The difficulties outlined above will eventually work themselves out for good or for better. Life constantly brings problems and issues to the fore. The main thing is to be able to isolate the truly existential problems from the passing distractions that will always abound. The distractions are usually more fascinating than having to deal with the pertinent, basic issues involved in national and personal life.
Survival of the Jewish people, as a uniquely Jewish people, is the major issue that confronts us in this generation. All of the distractions may impinge upon the central issue and perhaps even influence its direction and solution, but the distractions should never become the key issue itself.
So, governmental leaders here in Israel will come and go, ethnic frictions will continue to exist even though we hope they will be lessened and ameliorated, the world economy will eventually stabilize itself and today’s distractions will enter tomorrow’s books of history.

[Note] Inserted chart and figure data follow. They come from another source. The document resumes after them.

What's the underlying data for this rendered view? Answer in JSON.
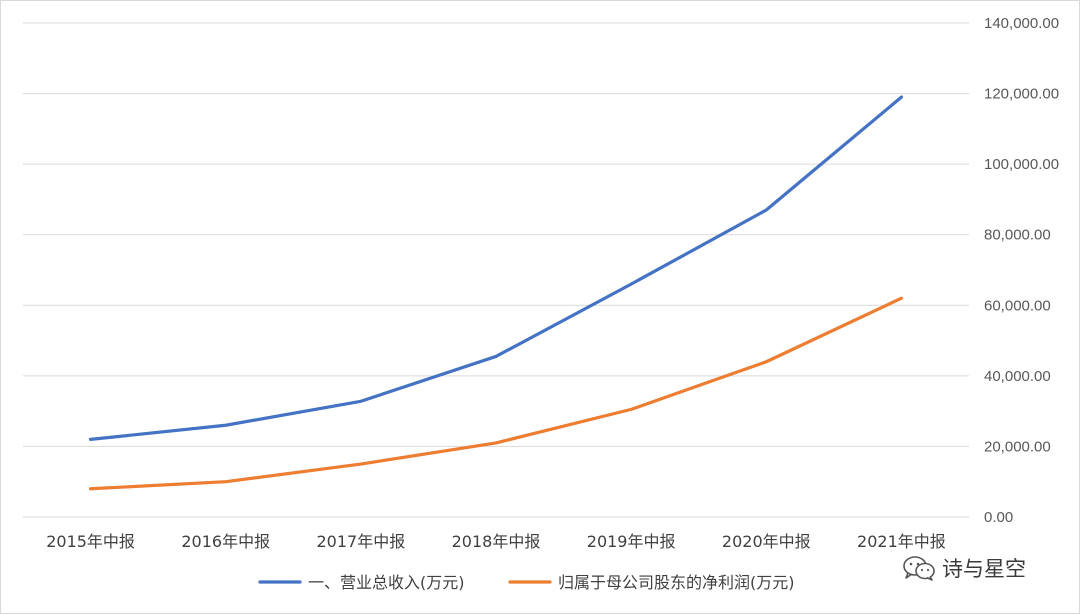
{
  "chart_data": {
    "type": "line",
    "categories": [
      "2015年中报",
      "2016年中报",
      "2017年中报",
      "2018年中报",
      "2019年中报",
      "2020年中报",
      "2021年中报"
    ],
    "series": [
      {
        "name": "一、营业总收入(万元)",
        "color": "#4472C4",
        "values": [
          22000,
          26000,
          32800,
          45500,
          66000,
          87000,
          119000
        ]
      },
      {
        "name": "归属于母公司股东的净利润(万元)",
        "color": "#ED7D31",
        "values": [
          8000,
          10000,
          15000,
          21000,
          30500,
          44000,
          62000
        ]
      }
    ],
    "yticks": [
      "0.00",
      "20,000.00",
      "40,000.00",
      "60,000.00",
      "80,000.00",
      "100,000.00",
      "120,000.00",
      "140,000.00"
    ],
    "ylim": [
      0,
      140000
    ],
    "y_axis_side": "right",
    "grid": true,
    "legend_position": "bottom",
    "title": "",
    "xlabel": "",
    "ylabel": ""
  },
  "watermark": {
    "text": "诗与星空",
    "icon": "wechat-icon"
  }
}
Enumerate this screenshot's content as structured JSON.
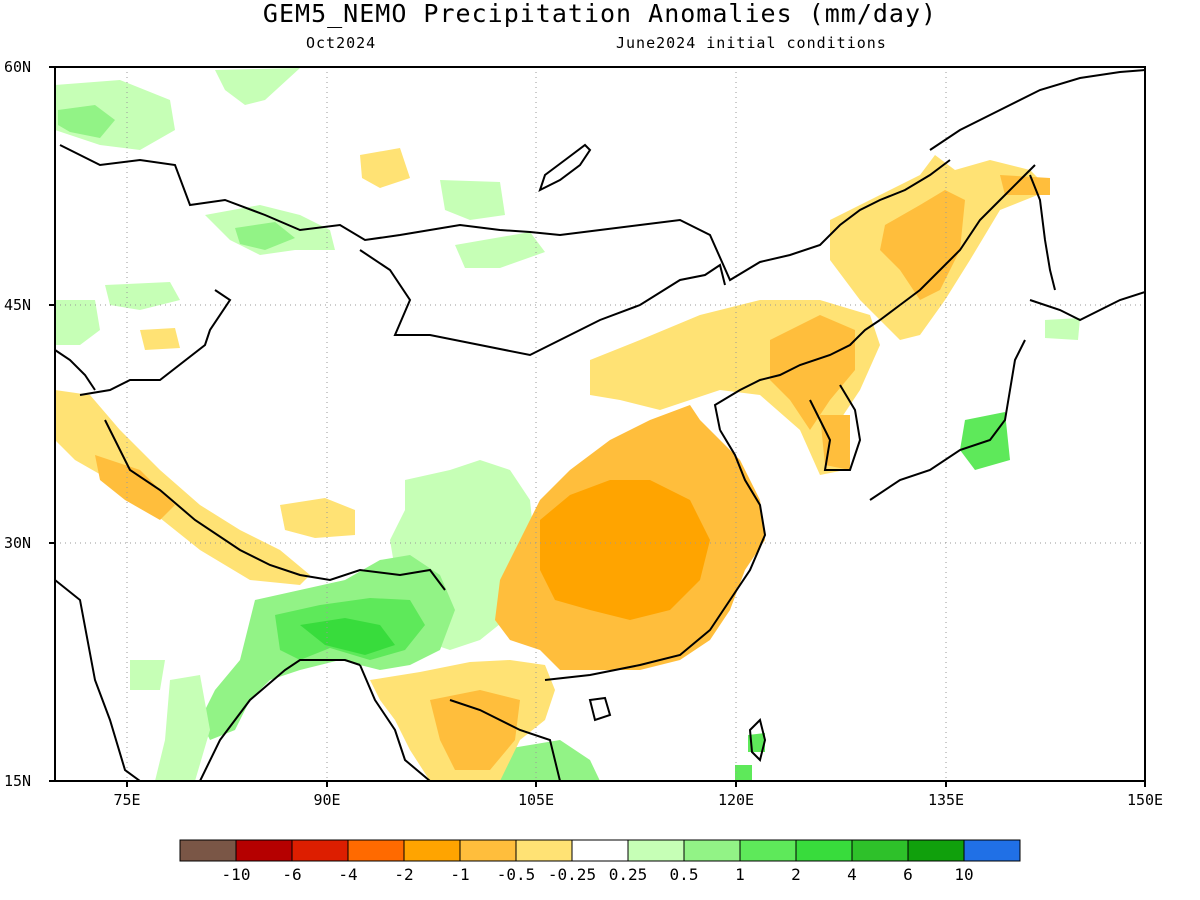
{
  "title": "GEM5_NEMO Precipitation Anomalies (mm/day)",
  "subtitle_left": "Oct2024",
  "subtitle_right": "June2024 initial conditions",
  "lat_ticks": [
    "60N",
    "45N",
    "30N",
    "15N"
  ],
  "lon_ticks": [
    "75E",
    "90E",
    "105E",
    "120E",
    "135E",
    "150E"
  ],
  "legend": {
    "labels": [
      "-10",
      "-6",
      "-4",
      "-2",
      "-1",
      "-0.5",
      "-0.25",
      "0.25",
      "0.5",
      "1",
      "2",
      "4",
      "6",
      "10"
    ],
    "colors": [
      "#7a5646",
      "#b50000",
      "#dd1e00",
      "#ff6a00",
      "#ffa400",
      "#ffbe3c",
      "#ffe274",
      "#ffffff",
      "#c6ffb6",
      "#92f386",
      "#5ee95a",
      "#38dc3c",
      "#2ec12a",
      "#10a00c",
      "#2070e6"
    ]
  },
  "colors": {
    "dry_light": "#ffe274",
    "dry_mid": "#ffbe3c",
    "dry_strong": "#ffa400",
    "wet_light": "#c6ffb6",
    "wet_mid": "#92f386",
    "wet_strong": "#5ee95a",
    "wet_stronger": "#38dc3c"
  }
}
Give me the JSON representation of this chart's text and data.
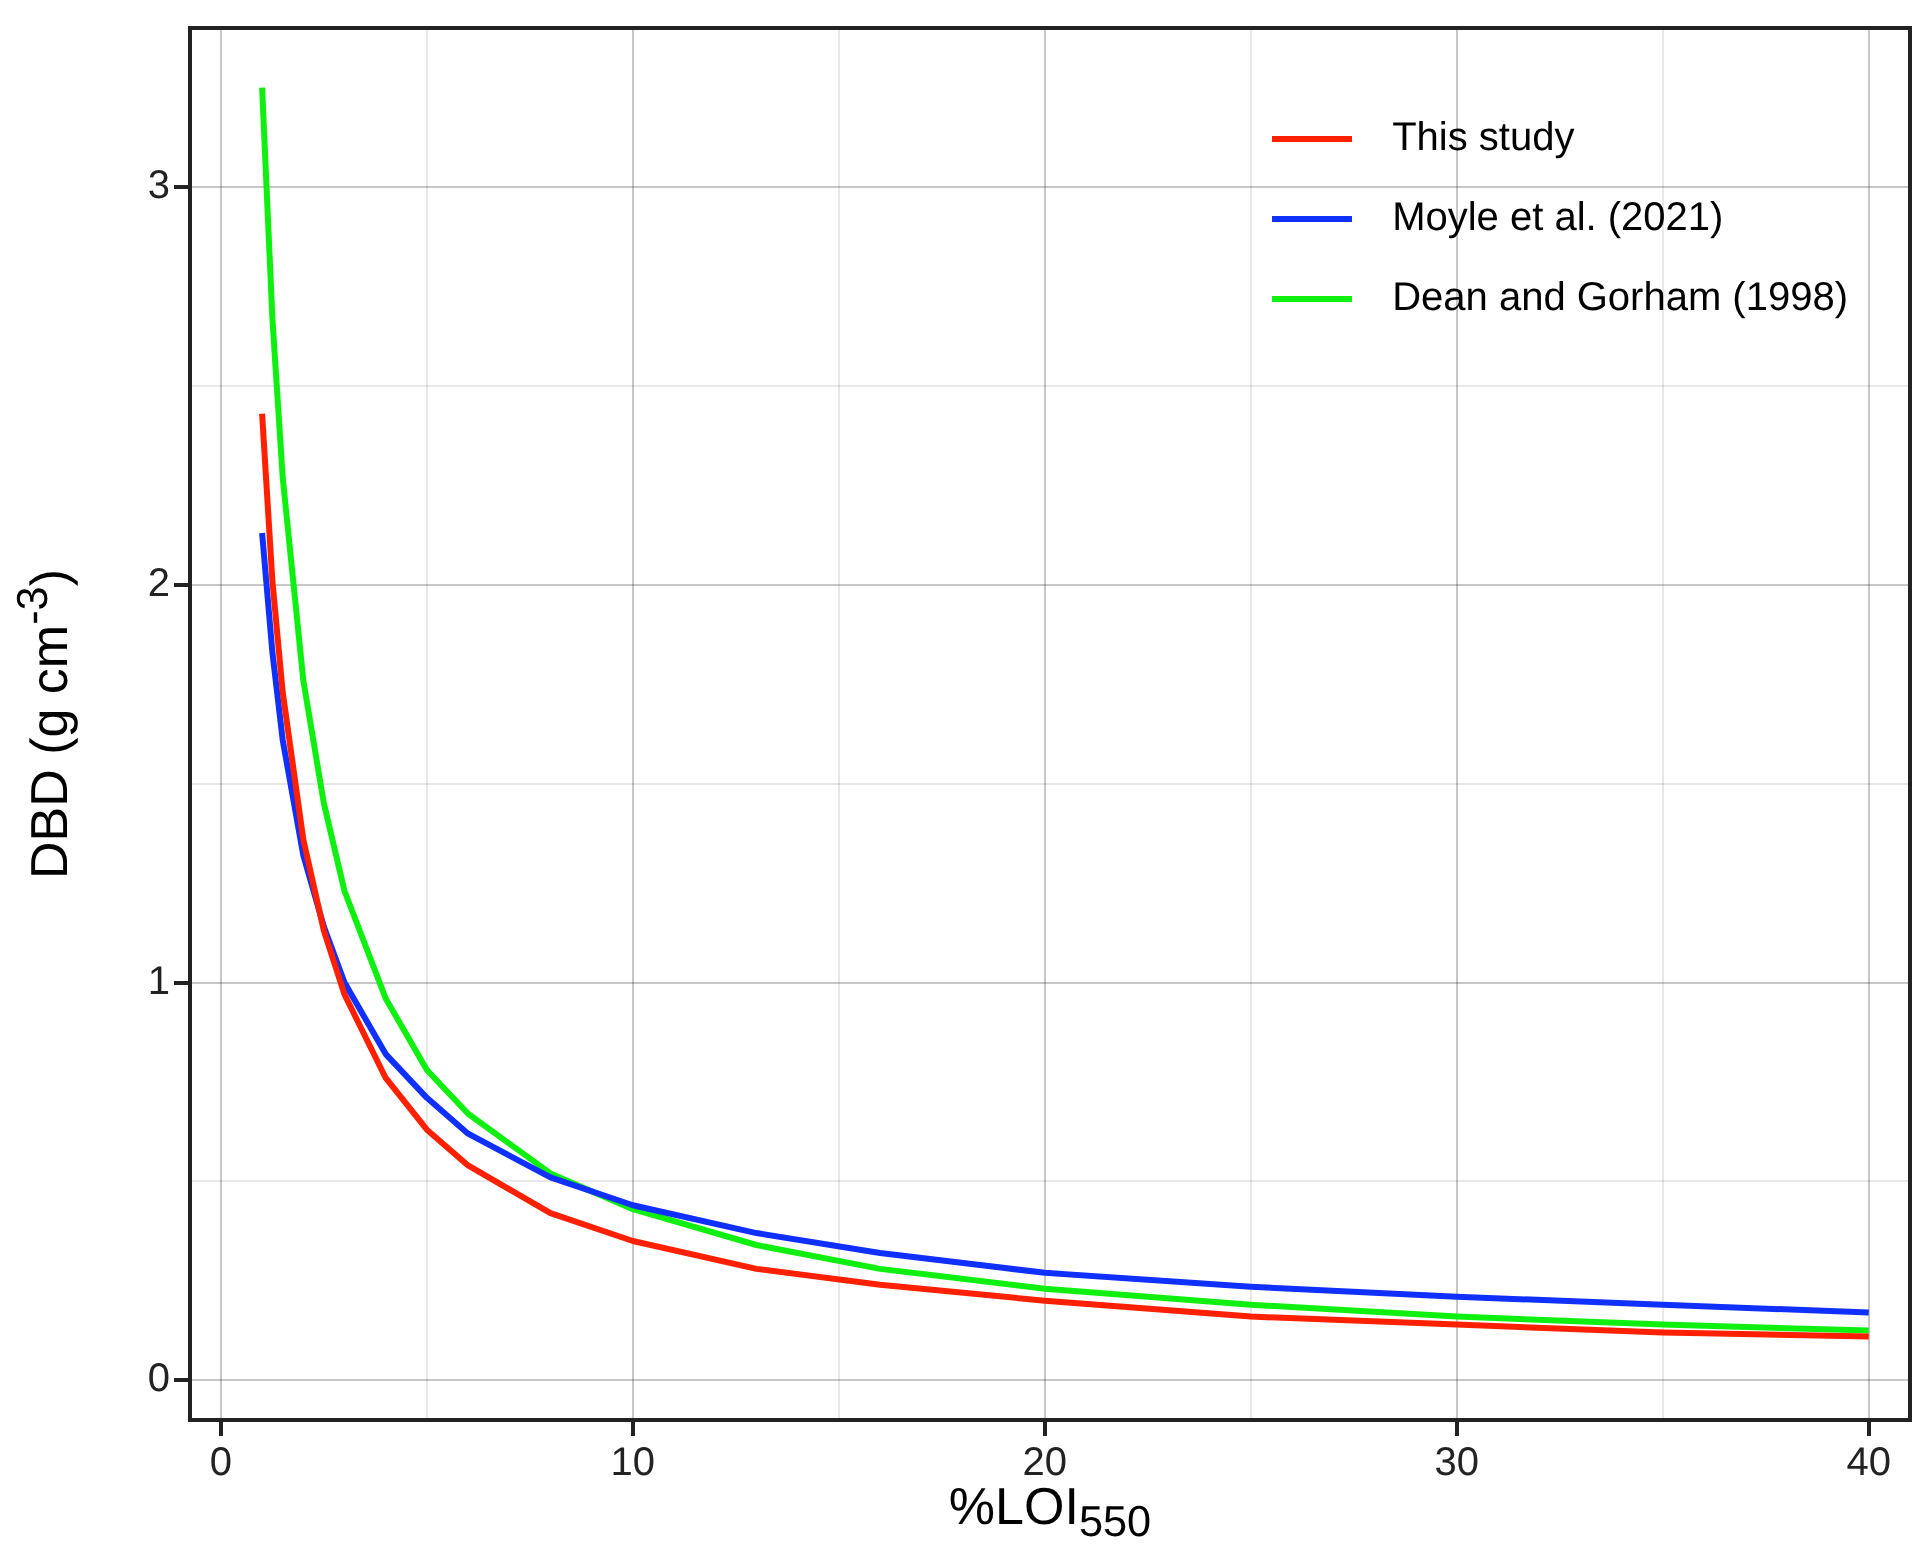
{
  "chart_data": {
    "type": "line",
    "xlabel": "%LOI$_{550}$",
    "ylabel": "DBD (g cm$^{-3}$)",
    "xlim": [
      -0.75,
      41
    ],
    "ylim": [
      -0.1,
      3.4
    ],
    "xticks": [
      0,
      {
        "value": 5,
        "label": null
      },
      10,
      {
        "value": 15,
        "label": null
      },
      20,
      {
        "value": 25,
        "label": null
      },
      30,
      {
        "value": 35,
        "label": null
      },
      40
    ],
    "yticks": [
      0,
      {
        "value": 0.5,
        "label": null
      },
      1,
      {
        "value": 1.5,
        "label": null
      },
      2,
      {
        "value": 2.5,
        "label": null
      },
      3
    ],
    "grid": true,
    "legend": "top right",
    "marker": "none",
    "line_style": "solid",
    "x": [
      1,
      1.25,
      1.5,
      2,
      2.5,
      3,
      4,
      5,
      6,
      8,
      10,
      13,
      16,
      20,
      25,
      30,
      35,
      40
    ],
    "series": [
      {
        "name": "This study",
        "color": "#ff2000",
        "values": [
          2.43,
          2.01,
          1.73,
          1.36,
          1.13,
          0.97,
          0.76,
          0.63,
          0.54,
          0.42,
          0.35,
          0.28,
          0.24,
          0.2,
          0.16,
          0.14,
          0.12,
          0.11
        ]
      },
      {
        "name": "Moyle et al. (2021)",
        "color": "#1030ff",
        "values": [
          2.13,
          1.83,
          1.61,
          1.32,
          1.14,
          1.0,
          0.82,
          0.71,
          0.62,
          0.51,
          0.44,
          0.37,
          0.32,
          0.27,
          0.235,
          0.21,
          0.19,
          0.17
        ]
      },
      {
        "name": "Dean and Gorham (1998)",
        "color": "#10f010",
        "values": [
          3.25,
          2.67,
          2.27,
          1.76,
          1.45,
          1.23,
          0.96,
          0.78,
          0.67,
          0.52,
          0.43,
          0.34,
          0.28,
          0.23,
          0.19,
          0.16,
          0.14,
          0.125
        ]
      }
    ]
  }
}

But the issue of Jewish survival, here in our ancient homeland and in the Diaspora, is capable of being dealt with only by our continuing efforts and consistent fortitude.
We should invest more of our resources and talents in dealing with the central issue and let some of the distractions die on the vine from benign neglect. Our efforts should be concentrated in building Jewish loyalty and traditional knowledge in the next generation of Jewish youth. The great maxim of Hillel applies here – if I am not for myself than who will be for me? And so it is.